Welchen Einfluss könnten die Wahlen auf die Zukunftsambitionen der Kandidaten haben? Bei den letzten fünf nationalen Parlamentswahlen seit 2005 haben die amtierenden Regierungen jeweils zwei Mal gewonnen und wurden dreimal besiegt. Allerdings verhinderte die Niederlage des Kirchnerismus im Jahr 2009 nicht seine Wiederwahl im Jahr 2011, und auch der Erfolg von Macris Regierung im Jahr 2017 garantierte nicht seine Kontinuität im Jahr 2019. Ein gutes gesetzgeberisches Ergebnis kann die Fähigkeit zur Umsetzung von Reformen und zur Ausweitung des territorialen Einflusses stärken, hat jedoch nicht unbedingt Einfluss auf die Veränderung oder Beständigkeit des politischen Zeichens bei den folgenden Präsidentschaftswahlen.
Wird das argentinische Establishment in der Lage sein, Mileis Brutalität zu stoppen, bevor es zu einer sozialen Explosion kommt? Die relative Stabilität der Preise und des Wechselkurses könnte es ihm ermöglichen, die Unterstützung eines Sektors zu behalten, der diese Fortschritte positiv bewertet, da der Dollar im Allgemeinen als wichtigster Indikator für die politische und wirtschaftliche Stabilität in Argentinien gilt.

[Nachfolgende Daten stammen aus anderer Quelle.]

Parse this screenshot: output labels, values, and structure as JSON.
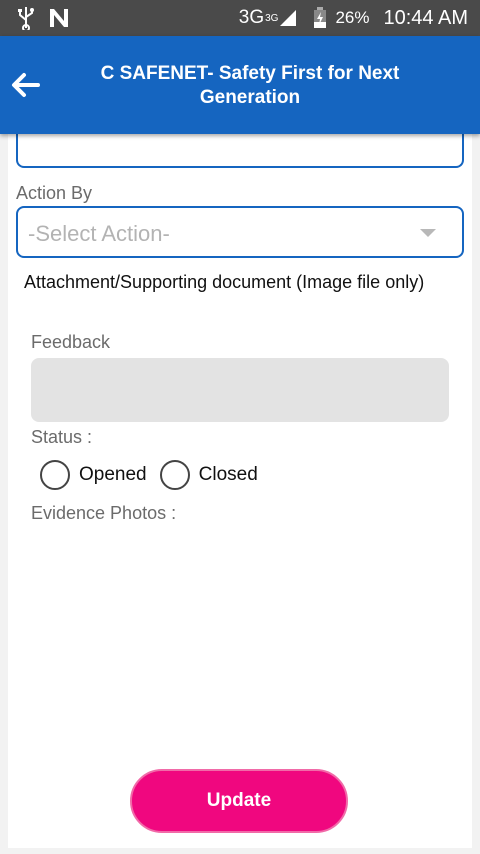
{
  "status_bar": {
    "icons_left": [
      "usb-icon",
      "n-icon"
    ],
    "network": "3G",
    "network_sup": "3G",
    "battery": "26%",
    "time": "10:44 AM"
  },
  "app_bar": {
    "title": "C SAFENET- Safety First for Next Generation",
    "back_icon": "arrow-back-icon"
  },
  "form": {
    "action_by_label": "Action By",
    "action_select_value": "-Select Action-",
    "attachment_label": "Attachment/Supporting document (Image file only)",
    "feedback_label": "Feedback",
    "feedback_value": "",
    "status_label": "Status :",
    "status_options": [
      "Opened",
      "Closed"
    ],
    "evidence_label": "Evidence Photos :",
    "update_label": "Update"
  },
  "colors": {
    "status_bar": "#4a4a4a",
    "app_bar": "#1565c0",
    "field_border": "#1565c0",
    "update_button": "#f0077f"
  }
}
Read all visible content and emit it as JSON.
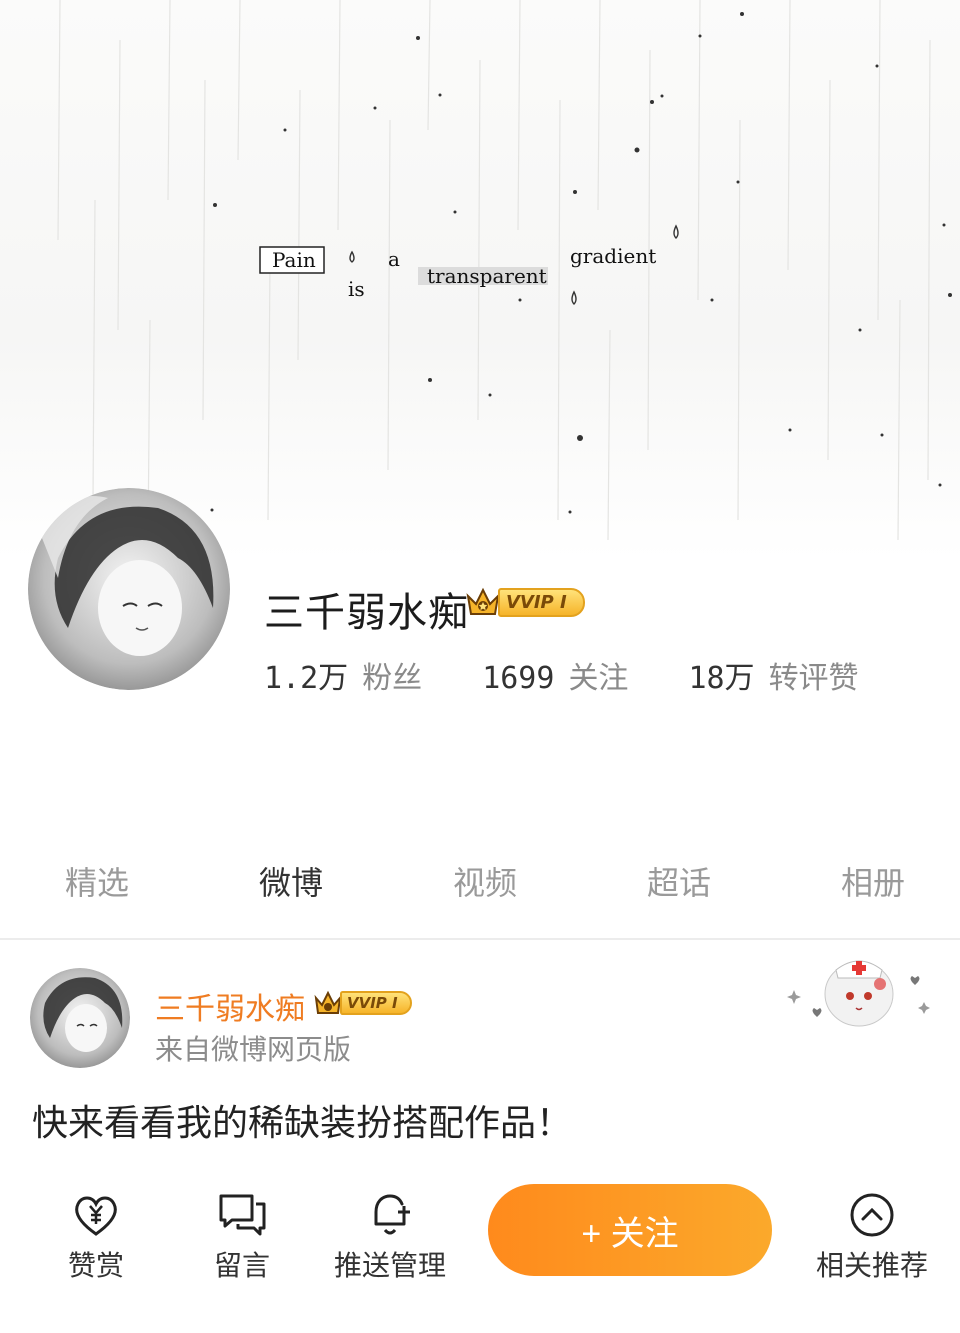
{
  "banner": {
    "words": [
      "Pain",
      "is",
      "a",
      "transparent",
      "gradient"
    ]
  },
  "profile": {
    "name": "三千弱水痴",
    "vip_label": "VVIP I",
    "stats": [
      {
        "value": "1.2万",
        "label": "粉丝"
      },
      {
        "value": "1699",
        "label": "关注"
      },
      {
        "value": "18万",
        "label": "转评赞"
      }
    ]
  },
  "tabs": [
    {
      "label": "精选",
      "active": false
    },
    {
      "label": "微博",
      "active": true
    },
    {
      "label": "视频",
      "active": false
    },
    {
      "label": "超话",
      "active": false
    },
    {
      "label": "相册",
      "active": false
    }
  ],
  "post": {
    "author": "三千弱水痴",
    "vip_label": "VVIP I",
    "source": "来自微博网页版",
    "text": "快来看看我的稀缺装扮搭配作品！"
  },
  "bottom_bar": {
    "reward": "赞赏",
    "message": "留言",
    "push": "推送管理",
    "follow": "+ 关注",
    "related": "相关推荐"
  },
  "colors": {
    "accent_orange": "#ef7c22",
    "follow_gradient_start": "#ff8a1c",
    "follow_gradient_end": "#fba92b",
    "vip_gold": "#f6b42a"
  }
}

Wer wird von den riesigen Lithium- und Gasreserven in einem Argentinien profitieren, in dem es noch immer an einer robusten Industrie mangelt? In einem für das Land entscheidenden Wahljahr steht sein Kurs an einem Scheideweg in einer Welt, die ihre Allianzen neu definiert. Während Milei eine Anpassung sowohl nach innen als auch nach außen verspricht, könnte sein Plan, Argentinien von China zu distanzieren, die BRICS-Staaten aufzugeben und die Beziehungen zur neuen US-Regierung zu stärken (unterstützt durch sein gutes Verhältnis zu Musk und Trump), Auswirkungen auf die Ausbeutung der natürlichen Ressourcen des Landes haben, insbesondere im Kontext des wachsenden Wettbewerbs um Rohstoffe. Allerdings wecken die durch die Neudefinition internationaler Allianzen entstandene Unsicherheit und die Kontroverse um Mileis Förderung einer betrügerischen Kryptowährung Zweifel an der scheinbaren Stabilität. Die Zeit, Wahlen und Regierungsentscheidungen werden darüber entscheiden, ob es Argentinien gelingt, seine Ressourcen zu nutzen und seinen Kurs zu stabilisieren oder ob es in der Ungewissheit einer sich verändernden Welt gefangen bleibt.